Amigos periodistas que lidiaron con él me han descrito la experiencia como una pesadilla. Las anécdotas de desplantes, broncas, pataletas son innumerables. Y sí, me creo que llamase «cretino» a Tarantino. Pero daba igual. Los mismos afectados lo reconocen. Daba igual, pues su música hacía que se le perdonara todo lo que pasaba fuera de ella. Es lo que tiene, justo o no que sea, pertenecer a la categoría de genio.

Siempre me ha caído bien. Dentro y fuera de su música. Porque decía que el arte no era fruto del talento innato o de la intuición «sobrenatural» sino de la seriedad, la dedicación y la constancia: un motivo de ánimo y esperanza para los desgraciados que somos de sudar mucho para lograr las cosas. Y por su pasión por el fútbol. Quería ser futbolista y acabó siendo compositor porque no pudo ser futbolista. En toda la cara a esa elite intelectual esnobista que desprecia la mediocridad, a Cristiano y compañía y, por extensión, todo lo terrenalmente popular. Morricone era un genio de la cultura pulp, empezando por su amor, ese género tan despreciado por la elite como el cine del Oeste.

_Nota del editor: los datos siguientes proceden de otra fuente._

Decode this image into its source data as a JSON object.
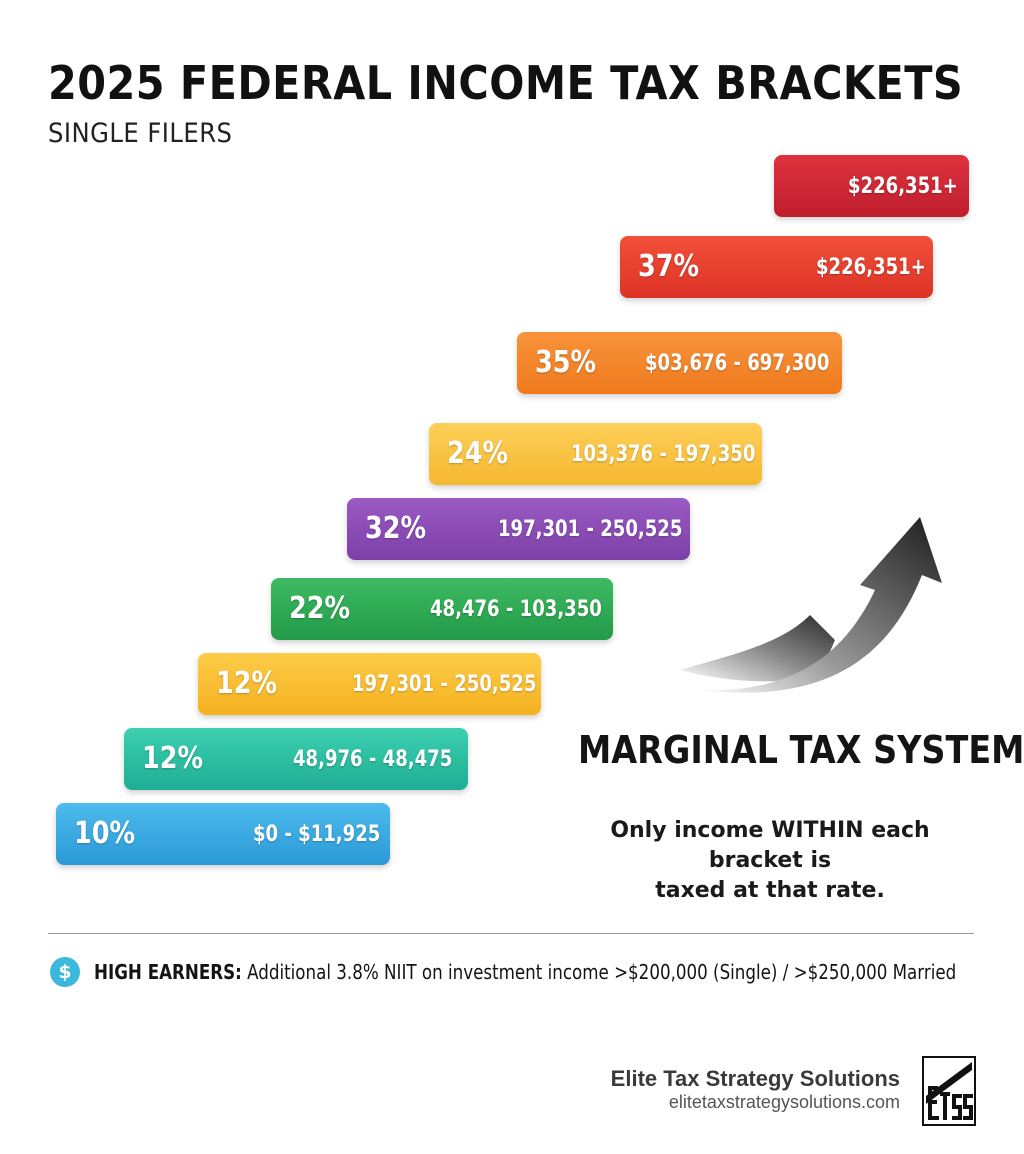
{
  "header": {
    "title": "2025 FEDERAL INCOME TAX BRACKETS",
    "subtitle": "SINGLE FILERS"
  },
  "brackets": [
    {
      "rate": "",
      "range": "$226,351+",
      "color_from": "#e0323f",
      "color_to": "#be1e2d"
    },
    {
      "rate": "37%",
      "range": "$226,351+",
      "color_from": "#f2503a",
      "color_to": "#dc3226"
    },
    {
      "rate": "35%",
      "range": "$03,676 - 697,300",
      "color_from": "#f8933a",
      "color_to": "#ef7a1e"
    },
    {
      "rate": "24%",
      "range": "103,376 - 197,350",
      "color_from": "#fdd058",
      "color_to": "#f5b730"
    },
    {
      "rate": "32%",
      "range": "197,301 - 250,525",
      "color_from": "#9a5ac4",
      "color_to": "#7d3fa8"
    },
    {
      "rate": "22%",
      "range": "48,476 - 103,350",
      "color_from": "#3dbb62",
      "color_to": "#239a48"
    },
    {
      "rate": "12%",
      "range": "197,301 - 250,525",
      "color_from": "#fdcc48",
      "color_to": "#f5b120"
    },
    {
      "rate": "12%",
      "range": "48,976 - 48,475",
      "color_from": "#3ccfb0",
      "color_to": "#1fae94"
    },
    {
      "rate": "10%",
      "range": "$0 - $11,925",
      "color_from": "#4dbbec",
      "color_to": "#2b99d6"
    }
  ],
  "marginal": {
    "heading": "MARGINAL TAX SYSTEM",
    "note_line1": "Only income WITHIN each bracket is",
    "note_line2": "taxed at that rate."
  },
  "footer_note": {
    "icon": "dollar-icon",
    "lead": "HIGH EARNERS:",
    "text": " Additional 3.8% NIIT on investment income >$200,000 (Single) / >$250,000 Married"
  },
  "brand": {
    "name": "Elite Tax Strategy Solutions",
    "url": "elitetaxstrategysolutions.com",
    "logo_icon": "etss-logo-icon"
  }
}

No me pidáis que elija sus mejores bandas sonoras. Lo que sé es que, tras leer de su muerte, me he sorprendido silbando una melodía de Érase una vez en América. Se trata de una secuencia en la que Patsy niño compra un pastel que piensa donar a una prostituta a cambio de sexo: mientras espera que la chica le atienda se come el pastel. No sé porque me han vuelto a la mente precisamente esas notas. Pero no es la primera vez que me ocurre. Si lo analizo, me decanto por pensar que mi cerebro las evoca cuando la realidad que me rodea me desagrada y anhelo volver a ser un crío, como Patsy. Distintos recuerdos de mi vida encajan con esa melodía. Y pienso que soy afortunado porque este señor ha compuesto parte de la banda sonora de mi vida.